Auch bei den Genres spiegelt sich nicht mehr wieder, dass US-Amerikaner vornehmlich zum virtuellen Schießeisen greifen würden: Action war letztes Jahr erstmals nicht mehr das größte Einzelgenre (19,5%) bei den Videospielen, zumal darunter auch jugendfreie Reaktionstests eingeordnet werden. Den ersten Platz belegen die Sportspiele mit 19,6%. Auf Platz 3 tummelt sich bereits die Familienunterhaltung (15,3%). Selbst, wenn man die Genres Action, Shooter (12,2%) und Prügelspiele (4,1%) addiert, liegt der Anteil der „überwiegend friedlichen“ Videospiele-Genres mit 64% fast doppelt so hoch. Bei den im Retail schwachen PC-Spielen – dieses Vorurteil stimmt – machen Shooter sogar nur 10,1% aus, sonstige Action kommt auf 3,2%.
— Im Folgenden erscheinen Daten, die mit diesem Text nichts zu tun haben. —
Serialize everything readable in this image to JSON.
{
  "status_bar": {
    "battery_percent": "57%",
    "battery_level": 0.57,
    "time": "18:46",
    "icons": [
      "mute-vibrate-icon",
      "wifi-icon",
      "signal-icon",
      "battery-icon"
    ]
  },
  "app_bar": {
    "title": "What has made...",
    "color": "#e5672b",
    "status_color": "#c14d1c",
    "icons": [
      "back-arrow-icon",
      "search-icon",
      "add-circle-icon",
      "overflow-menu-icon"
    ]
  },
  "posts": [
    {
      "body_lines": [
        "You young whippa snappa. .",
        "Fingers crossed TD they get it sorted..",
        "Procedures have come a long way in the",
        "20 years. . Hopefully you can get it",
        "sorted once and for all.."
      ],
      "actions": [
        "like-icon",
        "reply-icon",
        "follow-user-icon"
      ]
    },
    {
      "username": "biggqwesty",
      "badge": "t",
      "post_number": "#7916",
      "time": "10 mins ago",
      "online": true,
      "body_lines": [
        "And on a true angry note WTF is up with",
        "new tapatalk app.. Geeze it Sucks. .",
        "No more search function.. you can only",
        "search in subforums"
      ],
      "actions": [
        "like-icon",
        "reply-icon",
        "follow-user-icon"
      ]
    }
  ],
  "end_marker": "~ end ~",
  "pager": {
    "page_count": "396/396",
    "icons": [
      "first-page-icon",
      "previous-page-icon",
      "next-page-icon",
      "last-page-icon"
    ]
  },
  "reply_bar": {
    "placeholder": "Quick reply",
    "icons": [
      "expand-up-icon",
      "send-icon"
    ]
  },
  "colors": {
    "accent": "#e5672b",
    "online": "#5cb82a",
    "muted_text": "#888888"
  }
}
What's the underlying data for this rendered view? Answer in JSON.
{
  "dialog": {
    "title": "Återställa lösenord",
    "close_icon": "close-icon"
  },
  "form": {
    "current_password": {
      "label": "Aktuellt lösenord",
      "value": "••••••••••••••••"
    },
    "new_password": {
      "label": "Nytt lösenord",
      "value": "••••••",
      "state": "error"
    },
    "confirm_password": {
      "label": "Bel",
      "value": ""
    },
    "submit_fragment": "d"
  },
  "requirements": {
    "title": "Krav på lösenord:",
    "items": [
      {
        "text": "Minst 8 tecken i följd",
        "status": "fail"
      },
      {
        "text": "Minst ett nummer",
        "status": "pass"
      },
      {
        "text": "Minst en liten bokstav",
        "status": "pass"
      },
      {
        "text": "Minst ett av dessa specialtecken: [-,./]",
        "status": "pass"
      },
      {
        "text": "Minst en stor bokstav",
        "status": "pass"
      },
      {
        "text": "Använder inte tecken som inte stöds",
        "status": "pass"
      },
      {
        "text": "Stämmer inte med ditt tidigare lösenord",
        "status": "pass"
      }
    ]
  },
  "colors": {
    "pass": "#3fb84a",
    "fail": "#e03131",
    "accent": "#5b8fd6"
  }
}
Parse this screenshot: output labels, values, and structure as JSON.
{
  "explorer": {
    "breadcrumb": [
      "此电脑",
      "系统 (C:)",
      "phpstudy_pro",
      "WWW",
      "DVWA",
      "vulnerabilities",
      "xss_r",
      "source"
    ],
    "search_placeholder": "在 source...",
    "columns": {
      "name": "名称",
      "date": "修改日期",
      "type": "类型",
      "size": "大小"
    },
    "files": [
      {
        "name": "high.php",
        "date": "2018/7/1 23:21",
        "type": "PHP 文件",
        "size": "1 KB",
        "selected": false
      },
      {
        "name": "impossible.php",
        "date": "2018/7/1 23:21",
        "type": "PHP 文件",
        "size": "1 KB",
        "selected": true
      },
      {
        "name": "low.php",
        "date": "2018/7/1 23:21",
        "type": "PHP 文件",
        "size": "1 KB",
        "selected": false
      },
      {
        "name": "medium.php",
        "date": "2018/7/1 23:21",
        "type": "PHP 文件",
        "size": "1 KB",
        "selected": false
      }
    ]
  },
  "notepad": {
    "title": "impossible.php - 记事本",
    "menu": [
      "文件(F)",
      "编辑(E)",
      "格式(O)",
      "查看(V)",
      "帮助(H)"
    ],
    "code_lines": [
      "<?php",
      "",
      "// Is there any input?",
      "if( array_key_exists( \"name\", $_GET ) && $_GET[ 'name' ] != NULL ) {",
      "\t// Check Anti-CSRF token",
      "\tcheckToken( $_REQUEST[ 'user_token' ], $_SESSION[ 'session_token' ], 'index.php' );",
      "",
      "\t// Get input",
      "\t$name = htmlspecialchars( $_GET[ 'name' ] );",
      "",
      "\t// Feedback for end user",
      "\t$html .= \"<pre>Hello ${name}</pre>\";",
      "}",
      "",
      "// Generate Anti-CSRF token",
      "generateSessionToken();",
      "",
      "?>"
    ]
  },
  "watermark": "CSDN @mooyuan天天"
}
Speziell EAs Markentitel Madden (im Bild), FIFA, NHL, NBA & Co. ist es zu verdanken, dass die Sportspiele im ESRB-Ranking 2009 auf Platz 1 der Einzelgenres kletterten und damit die Actiontitel auf den zweiten Platz verdrängten.
McStroke 14 Komm-Experte - 2276 - 11. September 2010 - 19:56 #

Haben die Publisher auf der Karte im Teaserbild eigentlich wirklich an besagten Stellen ihren Firmensitz (also EA in Kalifornien, Sega in Arizona, id in Texas etc.) oder ist das rein zufällig gewählt?

Rondrer (unregistriert) 11. September 2010 - 20:18 #

Also id ist in Texas und EA in Kalifornien, aber Microsoft an der Ostküste haut nicht so richtig hin (zumindest vom Hauptsitz her).
Von daher würd ich sagen es ist teils richtig, teils zufällig ;)

Rubio The Cruel 12 Trollwächter - 1078 - 11. September 2010 - 20:22 #

seit wann ist microsoft in virgina? d'oh!

Jörg Langer Chefredakteur - P - 469822 - 11. September 2010 - 20:36 #

Nee, die würden sich ganz stark im Westen drängeln.

DELK 16 Übertalent - 5488 - 11. September 2010 - 21:24 #

Wobei man bei den Altersfreigaben auch darauf aufmerksam machen sollte, dass bei Gewalt in Spielen generell lascher als von der USK gewertet wird.

Ketzerfreund 16 Übertalent - 5978 - 12. September 2010 - 4:49 #

"...Umsätze wie die Retail-Zahlen, die NPD meldet." - Ich glaub, da fehlt ein 'wie'.

CrazyChemist 18 Doppel-Voter - - 9005 - 12. September 2010 - 8:39 #

Interessanter Artikel für einen baldigen Auswanderer, danke!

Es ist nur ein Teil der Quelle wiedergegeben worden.